Citigroup CEO Michael Corbat on Wednesday reiterated his support for the company’s Mexican retail unit, downplaying concerns that protectionist policies from the White House may weigh on the unit’s future growth or harm the overall company's global strategy.
As part of his annual letter to shareholders, Corbat said the company’s $1 billion investment in Citibanamex “reaffirms our long-standing commitment to our North American neighbor and our continued confidence in its growth prospects.”
Citi announced the investment in October — a month before the election of President Donald Trump — as part of a plan to upgrade branches and improve technology in its Mexican division.
The surprise election of Trump, however, has prompted some analysts to question the move, given the potential negative impact that Trump’s “America First” trade agenda could have on the Mexican economy. In just two months in office, Trump has established a contentious relationship with the Mexican government, due in part to his plans to construct a wall along the U.S.-Mexico border.
Trump has also sparked widespread fears of a future trade war.

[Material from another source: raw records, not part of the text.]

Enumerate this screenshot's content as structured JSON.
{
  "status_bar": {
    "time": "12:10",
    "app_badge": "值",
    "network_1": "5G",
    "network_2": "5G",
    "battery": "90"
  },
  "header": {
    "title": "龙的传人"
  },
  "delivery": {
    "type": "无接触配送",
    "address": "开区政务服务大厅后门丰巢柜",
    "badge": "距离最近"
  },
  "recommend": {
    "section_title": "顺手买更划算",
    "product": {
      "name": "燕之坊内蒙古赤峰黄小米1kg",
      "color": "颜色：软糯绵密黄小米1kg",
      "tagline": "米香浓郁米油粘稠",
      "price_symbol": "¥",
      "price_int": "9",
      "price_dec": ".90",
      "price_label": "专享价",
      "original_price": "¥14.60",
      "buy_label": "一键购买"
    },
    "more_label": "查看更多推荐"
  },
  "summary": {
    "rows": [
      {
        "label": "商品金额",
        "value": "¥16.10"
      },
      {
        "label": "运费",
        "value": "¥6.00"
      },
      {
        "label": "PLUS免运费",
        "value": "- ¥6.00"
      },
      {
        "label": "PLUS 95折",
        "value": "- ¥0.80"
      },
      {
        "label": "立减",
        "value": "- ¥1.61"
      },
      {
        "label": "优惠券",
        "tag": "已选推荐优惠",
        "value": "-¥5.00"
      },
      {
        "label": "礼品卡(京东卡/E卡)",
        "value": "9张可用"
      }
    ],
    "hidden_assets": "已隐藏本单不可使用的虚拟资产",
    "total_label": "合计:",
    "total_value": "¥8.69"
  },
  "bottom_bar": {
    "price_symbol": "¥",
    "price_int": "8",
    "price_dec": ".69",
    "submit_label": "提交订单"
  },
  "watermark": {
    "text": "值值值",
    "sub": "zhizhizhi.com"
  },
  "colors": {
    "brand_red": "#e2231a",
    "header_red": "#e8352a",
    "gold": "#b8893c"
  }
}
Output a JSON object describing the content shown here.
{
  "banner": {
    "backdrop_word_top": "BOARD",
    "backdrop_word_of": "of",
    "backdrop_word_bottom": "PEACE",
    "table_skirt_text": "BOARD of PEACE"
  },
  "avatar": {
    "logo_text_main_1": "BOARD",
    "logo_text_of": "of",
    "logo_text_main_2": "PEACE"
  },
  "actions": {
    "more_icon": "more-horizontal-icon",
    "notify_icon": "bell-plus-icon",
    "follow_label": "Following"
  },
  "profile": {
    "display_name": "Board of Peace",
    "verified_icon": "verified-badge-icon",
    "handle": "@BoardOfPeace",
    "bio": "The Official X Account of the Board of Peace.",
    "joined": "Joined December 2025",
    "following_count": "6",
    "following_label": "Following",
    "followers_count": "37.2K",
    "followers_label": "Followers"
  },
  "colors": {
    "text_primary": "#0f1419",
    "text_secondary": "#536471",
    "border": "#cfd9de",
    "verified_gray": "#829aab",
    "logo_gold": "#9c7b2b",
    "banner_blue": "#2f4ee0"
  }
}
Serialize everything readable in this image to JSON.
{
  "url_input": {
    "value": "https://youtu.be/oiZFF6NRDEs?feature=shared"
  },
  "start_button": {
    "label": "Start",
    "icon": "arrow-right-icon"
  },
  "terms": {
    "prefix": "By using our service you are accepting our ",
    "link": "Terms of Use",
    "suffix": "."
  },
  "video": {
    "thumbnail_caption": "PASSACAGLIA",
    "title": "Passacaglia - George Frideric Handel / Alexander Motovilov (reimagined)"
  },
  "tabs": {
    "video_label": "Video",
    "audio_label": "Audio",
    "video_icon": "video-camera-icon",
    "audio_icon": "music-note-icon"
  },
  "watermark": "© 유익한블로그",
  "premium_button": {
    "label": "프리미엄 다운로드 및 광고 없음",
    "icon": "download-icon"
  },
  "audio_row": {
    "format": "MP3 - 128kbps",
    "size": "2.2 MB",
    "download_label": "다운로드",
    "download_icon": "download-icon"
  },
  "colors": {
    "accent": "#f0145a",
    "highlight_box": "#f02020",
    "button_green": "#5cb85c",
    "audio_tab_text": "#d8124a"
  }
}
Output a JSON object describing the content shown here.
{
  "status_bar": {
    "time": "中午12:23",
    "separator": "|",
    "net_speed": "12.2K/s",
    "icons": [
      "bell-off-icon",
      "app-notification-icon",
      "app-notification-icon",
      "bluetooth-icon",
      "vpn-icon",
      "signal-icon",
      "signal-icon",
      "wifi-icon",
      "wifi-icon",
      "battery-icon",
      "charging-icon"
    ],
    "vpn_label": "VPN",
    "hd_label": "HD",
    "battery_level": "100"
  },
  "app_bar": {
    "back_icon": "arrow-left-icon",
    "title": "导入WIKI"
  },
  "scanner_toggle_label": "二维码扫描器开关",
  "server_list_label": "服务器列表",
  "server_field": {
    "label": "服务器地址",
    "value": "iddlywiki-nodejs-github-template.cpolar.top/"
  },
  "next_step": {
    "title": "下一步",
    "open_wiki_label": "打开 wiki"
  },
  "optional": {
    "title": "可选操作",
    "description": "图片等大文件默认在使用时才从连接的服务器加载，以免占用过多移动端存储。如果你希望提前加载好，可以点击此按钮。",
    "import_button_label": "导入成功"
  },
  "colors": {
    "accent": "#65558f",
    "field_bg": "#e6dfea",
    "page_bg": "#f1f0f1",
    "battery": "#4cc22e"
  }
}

He has promised to renegotiate the North American Free Trade Agreement and has also floated the idea of imposing tariffs on U.S. imports from Mexico.
Corbat addressed those concerns, as well as doubts about Citi’s global businesses, in his letter.
“While expectations for growth have gained conviction since the election of Donald J. Trump as U.S. president, some have questioned whether our globality is a vulnerability in the current political environment,” Corbat wrote. “To the contrary, we see it as an advantage.”
While trade policy may “take different forms” under the Trump administration, the importance of trade in a global economy has not changed, Corbat said.
“We have the right model, the right strategy, the right customers and clients, and the right people in the right places to meet our updated targets,” he said.